A cascade addresses this in three ways:
- Automatic failover — when a gateway fails or rejects a payment, Odus moves to the next gateway immediately, increasing the chance of a successful charge.
- Load distribution — traffic can be spread across multiple gateways, preventing any single integration from becoming a bottleneck.
- Protection against downtime — when a gateway is temporarily unavailable, Odus continues processing payments through the remaining gateways in the cascade.
Routing Algorithms
Each cascade uses one of three routing algorithms. The algorithm determines how Odus selects a gateway for each payment.
Round-robin
Odus distributes payments evenly across all gateways in the cascade, cycling through them in order. Each gateway receives approximately the same number of payments over time.
This algorithm is useful when all your gateways have similar capabilities and you want to share load equally.
Weighted round-robin
Odus distributes payments by percentage weight. You assign a weight to each gateway — for example, 70 to Gateway A and 30 to Gateway B — and Odus processes roughly 70% of payments through Gateway A and 30% through Gateway B.
Weights are whole numbers from 0 to 100. The weights across all gateways in a cascade do not need to sum to 100, but the distribution will be proportional to the values you set.
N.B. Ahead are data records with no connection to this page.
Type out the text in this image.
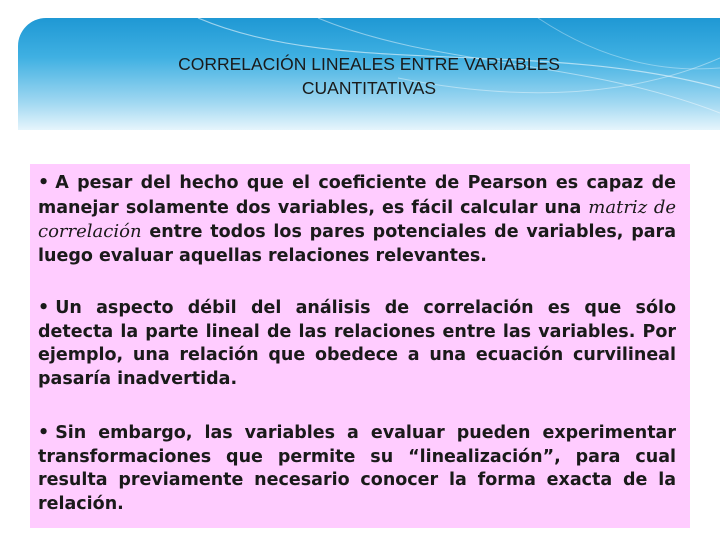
CORRELACIÓN LINEALES ENTRE VARIABLES
CUANTITATIVAS
• A pesar del hecho que el coeficiente de Pearson es capaz de manejar solamente dos variables, es fácil calcular una matriz de correlación entre todos los pares potenciales de variables, para luego evaluar aquellas relaciones relevantes.
• Un aspecto débil del análisis de correlación es que sólo detecta la parte lineal de las relaciones entre las variables. Por ejemplo, una relación que obedece a una ecuación curvilineal pasaría inadvertida.
• Sin embargo, las variables a evaluar pueden experimentar transformaciones que permite su “linealización”, para cual resulta previamente necesario conocer la forma exacta de la relación.
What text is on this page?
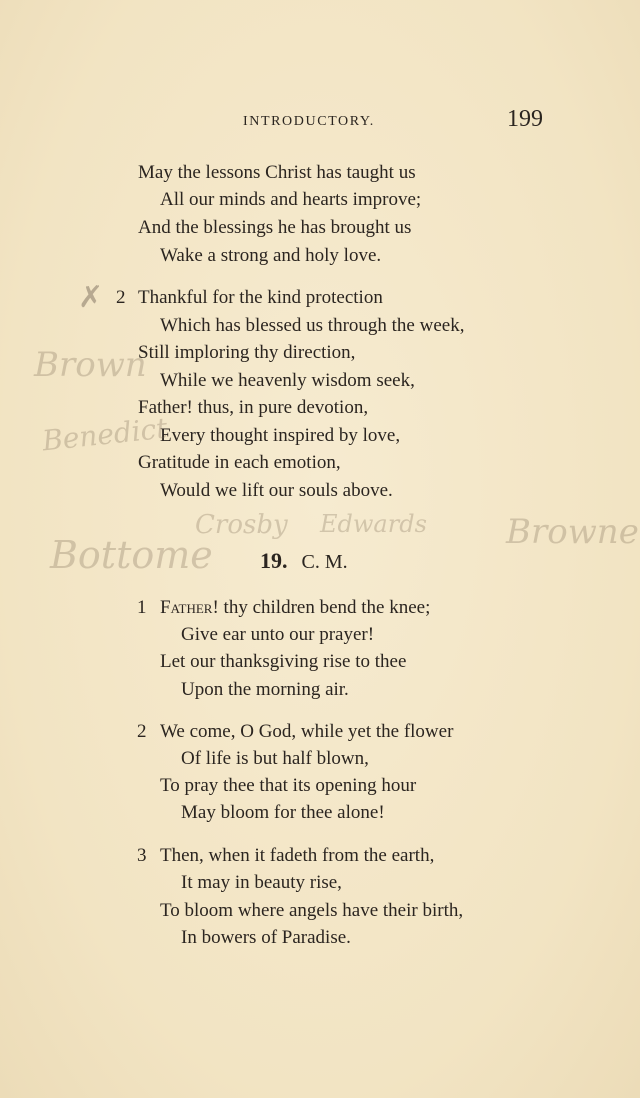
INTRODUCTORY.	199
May the lessons Christ has taught us
All our minds and hearts improve;
And the blessings he has brought us
Wake a strong and holy love.
✗ 2 Thankful for the kind protection
Which has blessed us through the week,
Still imploring thy direction,
While we heavenly wisdom seek,
Father! thus, in pure devotion,
Every thought inspired by love,
Gratitude in each emotion,
Would we lift our souls above.
Brown
Benedict
Crosby Edwards
Bottome
Browne
19. C. M.
1 Father! thy children bend the knee;
Give ear unto our prayer!
Let our thanksgiving rise to thee
Upon the morning air.
2 We come, O God, while yet the flower
Of life is but half blown,
To pray thee that its opening hour
May bloom for thee alone!
3 Then, when it fadeth from the earth,
It may in beauty rise,
To bloom where angels have their birth,
In bowers of Paradise.
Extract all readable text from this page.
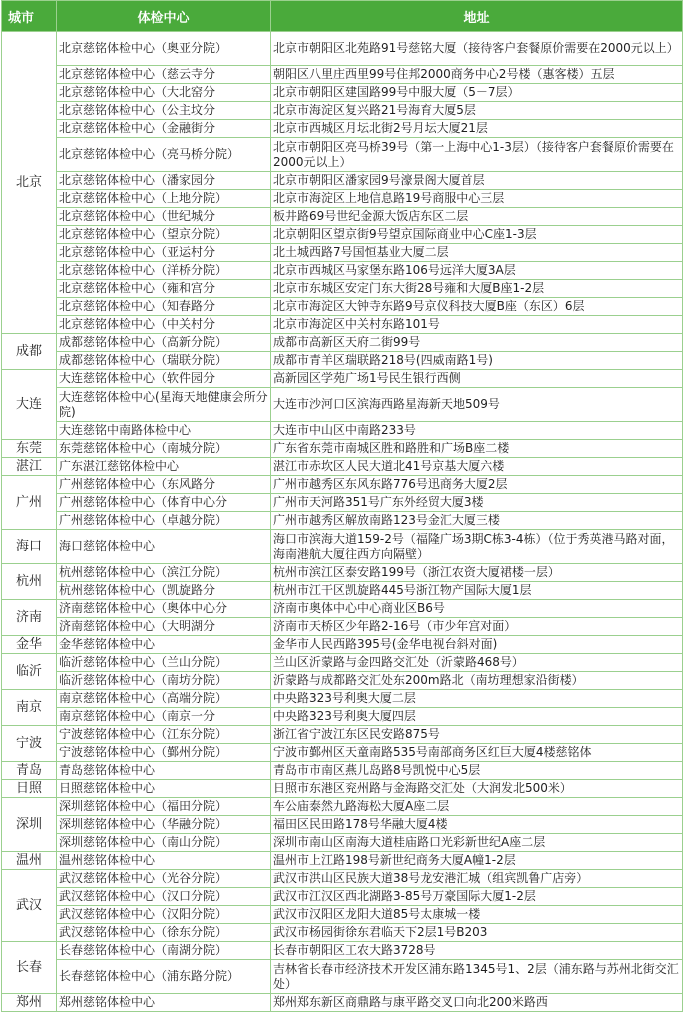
城市	体检中心	地址
北京	北京慈铭体检中心（奥亚分院）	北京市朝阳区北苑路91号慈铭大厦（接待客户套餐原价需要在2000元以上）
	北京慈铭体检中心（慈云寺分	朝阳区八里庄西里99号住邦2000商务中心2号楼（惠客楼）五层
	北京慈铭体检中心（大北窑分	北京市朝阳区建国路99号中服大厦（5－7层）
	北京慈铭体检中心（公主坟分	北京市海淀区复兴路21号海育大厦5层
	北京慈铭体检中心（金融街分	北京市西城区月坛北街2号月坛大厦21层
	北京慈铭体检中心（亮马桥分院）	北京市朝阳区亮马桥39号（第一上海中心1-3层）（接待客户套餐原价需要在2000元以上）
	北京慈铭体检中心（潘家园分	北京市朝阳区潘家园9号濠景阁大厦首层
	北京慈铭体检中心（上地分院）	北京市海淀区上地信息路19号商服中心三层
	北京慈铭体检中心（世纪城分	板井路69号世纪金源大饭店东区二层
	北京慈铭体检中心（望京分院）	北京朝阳区望京街9号望京国际商业中心C座1-3层
	北京慈铭体检中心（亚运村分	北土城西路7号国恒基业大厦二层
	北京慈铭体检中心（洋桥分院）	北京市西城区马家堡东路106号远洋大厦3A层
	北京慈铭体检中心（雍和宫分	北京市东城区安定门东大街28号雍和大厦B座1-2层
	北京慈铭体检中心（知春路分	北京市海淀区大钟寺东路9号京仪科技大厦B座（东区）6层
	北京慈铭体检中心（中关村分	北京市海淀区中关村东路101号
成都	成都慈铭体检中心（高新分院）	成都市高新区天府二街99号
	成都慈铭体检中心（瑞联分院）	成都市青羊区瑞联路218号(四威南路1号)
大连	大连慈铭体检中心（软件园分	高新园区学苑广场1号民生银行西侧
	大连慈铭体检中心(星海天地健康会所分院)	大连市沙河口区滨海西路星海新天地509号
	大连慈铭中南路体检中心	大连市中山区中南路233号
东莞	东莞慈铭体检中心（南城分院）	广东省东莞市南城区胜和路胜和广场B座二楼
湛江	广东湛江慈铭体检中心	湛江市赤坎区人民大道北41号京基大厦六楼
广州	广州慈铭体检中心（东风路分	广州市越秀区东风东路776号迅商务大厦2层
	广州慈铭体检中心（体育中心分	广州市天河路351号广东外经贸大厦3楼
	广州慈铭体检中心（卓越分院）	广州市越秀区解放南路123号金汇大厦三楼
海口	海口慈铭体检中心	海口市滨海大道159-2号（福隆广场3期C栋3-4栋）（位于秀英港马路对面，海南港航大厦往西方向隔壁）
杭州	杭州慈铭体检中心（滨江分院）	杭州市滨江区泰安路199号（浙江农资大厦裙楼一层）
	杭州慈铭体检中心（凯旋路分	杭州市江干区凯旋路445号浙江物产国际大厦1层
济南	济南慈铭体检中心（奥体中心分	济南市奥体中心中心商业区B6号
	济南慈铭体检中心（大明湖分	济南市天桥区少年路2-16号（市少年宫对面）
金华	金华慈铭体检中心	金华市人民西路395号(金华电视台斜对面)
临沂	临沂慈铭体检中心（兰山分院）	兰山区沂蒙路与金四路交汇处（沂蒙路468号）
	临沂慈铭体检中心（南坊分院）	沂蒙路与成都路交汇处东200m路北（南坊理想家沿街楼）
南京	南京慈铭体检中心（高端分院）	中央路323号利奥大厦二层
	南京慈铭体检中心（南京一分	中央路323号利奥大厦四层
宁波	宁波慈铭体检中心（江东分院）	浙江省宁波江东区民安路875号
	宁波慈铭体检中心（鄞州分院）	宁波市鄞州区天童南路535号南部商务区红巨大厦4楼慈铭体
青岛	青岛慈铭体检中心	青岛市市南区燕儿岛路8号凯悦中心5层
日照	日照慈铭体检中心	日照市东港区兖州路与金海路交汇处（大润发北500米）
深圳	深圳慈铭体检中心（福田分院）	车公庙泰然九路海松大厦A座二层
	深圳慈铭体检中心（华融分院）	福田区民田路178号华融大厦4楼
	深圳慈铭体检中心（南山分院）	深圳市南山区南海大道桂庙路口光彩新世纪A座二层
温州	温州慈铭体检中心	温州市上江路198号新世纪商务大厦A幢1-2层
武汉	武汉慈铭体检中心（光谷分院）	武汉市洪山区民族大道38号龙安港汇城（组宾凯鲁广店旁）
	武汉慈铭体检中心（汉口分院）	武汉市江汉区西北湖路3-85号万豪国际大厦1-2层
	武汉慈铭体检中心（汉阳分院）	武汉市汉阳区龙阳大道85号太康城一楼
	武汉慈铭体检中心（徐东分院）	武汉市杨园街徐东君临天下2层1号B203
长春	长春慈铭体检中心（南湖分院）	长春市朝阳区工农大路3728号
	长春慈铭体检中心（浦东路分院）	吉林省长春市经济技术开发区浦东路1345号1、2层（浦东路与苏州北街交汇处）
郑州	郑州慈铭体检中心	郑州郑东新区商鼎路与康平路交叉口向北200米路西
This algorithm is useful when your gateways have different costs, performance characteristics, or transaction limits.
Priority queue
Odus always tries the highest-priority gateway first. Priority is determined by position: the gateway with the lowest position value is tried first. If that gateway fails or is exhausted, Odus falls back to the gateway with the next-lowest position.
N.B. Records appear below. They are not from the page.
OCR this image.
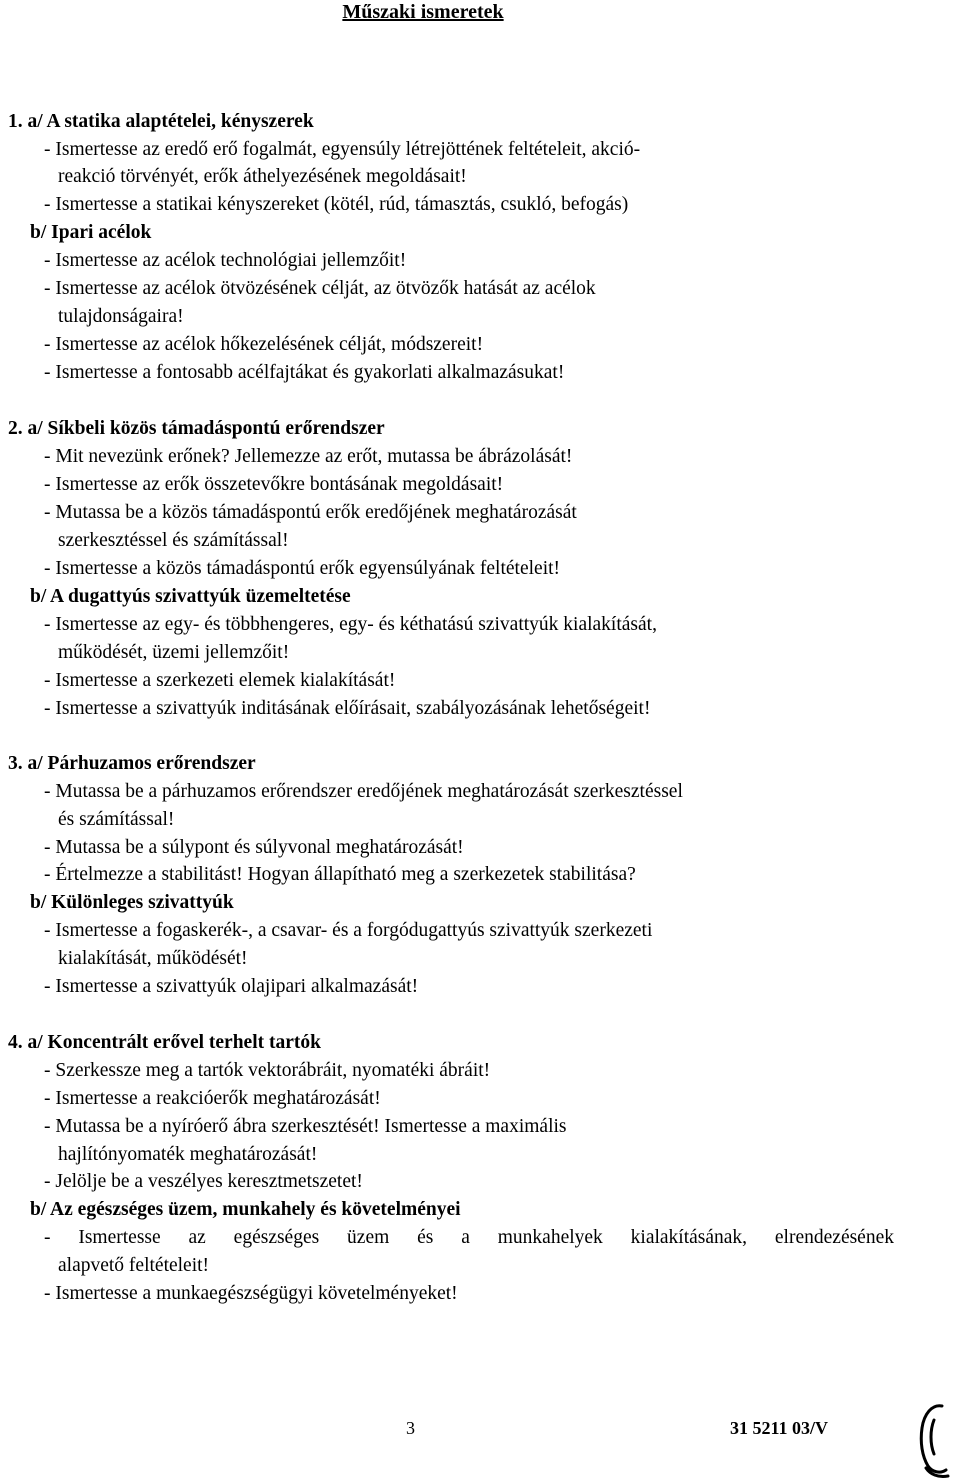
Műszaki ismeretek
1. a/ A statika alaptételei, kényszerek
- Ismertesse az eredő erő fogalmát, egyensúly létrejöttének feltételeit, akció-
reakció törvényét, erők áthelyezésének megoldásait!
- Ismertesse a statikai kényszereket (kötél, rúd, támasztás, csukló, befogás)
b/ Ipari acélok
- Ismertesse az acélok technológiai jellemzőit!
- Ismertesse az acélok ötvözésének célját, az ötvözők hatását az acélok
tulajdonságaira!
- Ismertesse az acélok hőkezelésének célját, módszereit!
- Ismertesse a fontosabb acélfajtákat és gyakorlati alkalmazásukat!
2. a/ Síkbeli közös támadáspontú erőrendszer
- Mit nevezünk erőnek? Jellemezze az erőt, mutassa be ábrázolását!
- Ismertesse az erők összetevőkre bontásának megoldásait!
- Mutassa be a közös támadáspontú erők eredőjének meghatározását
szerkesztéssel és számítással!
- Ismertesse a közös támadáspontú erők egyensúlyának feltételeit!
b/ A dugattyús szivattyúk üzemeltetése
- Ismertesse az egy- és többhengeres, egy- és kéthatású szivattyúk kialakítását,
működését, üzemi jellemzőit!
- Ismertesse a szerkezeti elemek kialakítását!
- Ismertesse a szivattyúk inditásának előírásait, szabályozásának lehetőségeit!
3. a/ Párhuzamos erőrendszer
- Mutassa be a párhuzamos erőrendszer eredőjének meghatározását szerkesztéssel
és számítással!
- Mutassa be a súlypont és súlyvonal meghatározását!
- Értelmezze a stabilitást! Hogyan állapítható meg a szerkezetek stabilitása?
b/ Különleges szivattyúk
- Ismertesse a fogaskerék-, a csavar- és a forgódugattyús szivattyúk szerkezeti
kialakítását, működését!
- Ismertesse a szivattyúk olajipari alkalmazását!
4. a/ Koncentrált erővel terhelt tartók
- Szerkessze meg a tartók vektorábráit, nyomatéki ábráit!
- Ismertesse a reakcióerők meghatározását!
- Mutassa be a nyíróerő ábra szerkesztését! Ismertesse a maximális
hajlítónyomaték meghatározását!
- Jelölje be a veszélyes keresztmetszetet!
b/ Az egészséges üzem, munkahely és követelményei
- Ismertesse az egészséges üzem és a munkahelyek kialakításának, elrendezésének
alapvető feltételeit!
- Ismertesse a munkaegészségügyi követelményeket!
3	31 5211 03/V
A cascade has three gateways:
| Position | Gateway |
|---|---|
| 1 | Primary |
| 2 | Backup A |
| 3 | Backup B |
Every payment goes to Primary first. If Primary fails, Odus tries Backup A. If Backup A also fails, Odus tries Backup B.
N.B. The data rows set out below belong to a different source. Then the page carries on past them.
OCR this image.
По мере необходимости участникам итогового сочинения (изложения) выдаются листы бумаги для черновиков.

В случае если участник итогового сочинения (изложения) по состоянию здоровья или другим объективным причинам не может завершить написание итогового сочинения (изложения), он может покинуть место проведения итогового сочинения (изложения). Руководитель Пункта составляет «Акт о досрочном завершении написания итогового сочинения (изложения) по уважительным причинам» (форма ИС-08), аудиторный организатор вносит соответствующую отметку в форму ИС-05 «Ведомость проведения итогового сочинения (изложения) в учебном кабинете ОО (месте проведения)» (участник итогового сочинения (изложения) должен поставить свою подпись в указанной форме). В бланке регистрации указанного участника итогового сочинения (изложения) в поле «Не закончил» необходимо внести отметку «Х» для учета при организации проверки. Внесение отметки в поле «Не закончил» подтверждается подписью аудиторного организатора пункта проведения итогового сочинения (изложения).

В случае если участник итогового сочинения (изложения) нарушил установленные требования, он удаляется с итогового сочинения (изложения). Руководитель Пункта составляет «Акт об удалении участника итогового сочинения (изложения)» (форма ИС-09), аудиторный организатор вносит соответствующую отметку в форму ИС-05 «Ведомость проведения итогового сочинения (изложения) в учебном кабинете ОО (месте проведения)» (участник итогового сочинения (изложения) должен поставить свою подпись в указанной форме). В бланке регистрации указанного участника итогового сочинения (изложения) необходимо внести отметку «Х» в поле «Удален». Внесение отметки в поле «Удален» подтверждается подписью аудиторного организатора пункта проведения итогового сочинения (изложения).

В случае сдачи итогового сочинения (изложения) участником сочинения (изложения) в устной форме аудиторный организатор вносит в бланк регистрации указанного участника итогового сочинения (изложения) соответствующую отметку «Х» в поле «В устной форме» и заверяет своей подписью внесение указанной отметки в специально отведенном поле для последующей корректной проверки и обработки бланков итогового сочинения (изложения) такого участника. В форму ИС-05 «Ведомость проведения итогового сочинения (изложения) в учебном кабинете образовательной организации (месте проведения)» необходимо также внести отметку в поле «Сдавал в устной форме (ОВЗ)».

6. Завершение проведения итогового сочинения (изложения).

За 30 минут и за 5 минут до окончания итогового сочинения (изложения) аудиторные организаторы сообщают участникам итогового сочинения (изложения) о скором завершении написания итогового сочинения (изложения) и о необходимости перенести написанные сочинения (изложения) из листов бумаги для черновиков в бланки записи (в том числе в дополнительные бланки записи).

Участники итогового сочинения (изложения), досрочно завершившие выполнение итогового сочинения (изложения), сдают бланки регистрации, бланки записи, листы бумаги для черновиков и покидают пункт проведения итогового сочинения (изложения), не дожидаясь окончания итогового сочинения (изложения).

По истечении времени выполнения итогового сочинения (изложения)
This algorithm is useful when you have a preferred gateway and want fallbacks to activate only on failure.
Transaction Limits and Caps
Each gateway entry in a cascade can have an optional limit and an optional cap. When a gateway exceeds either threshold, Odus considers it exhausted and skips it for the remainder of that period.
| Setting | Description |
|---|---|
transactionLimit | Maximum number of transactions allowed in the period |
transactionLimitPeriod | The period when the limit applies: day, week, or month |
transactionCap | Maximum total amount (in minor currency units) charged in the period |
transactionCapPeriod | The period when the cap applies: day, week, or month |
Limits and caps reset automatically at the start of each new period. The fields isTransactionLimitExhausted and isTransactionCapExhausted on a cascade gateway reflect the current state.
When all gateways in a cascade are exhausted, the payment cannot be routed and will fail. Make sure at least one gateway is available during each period.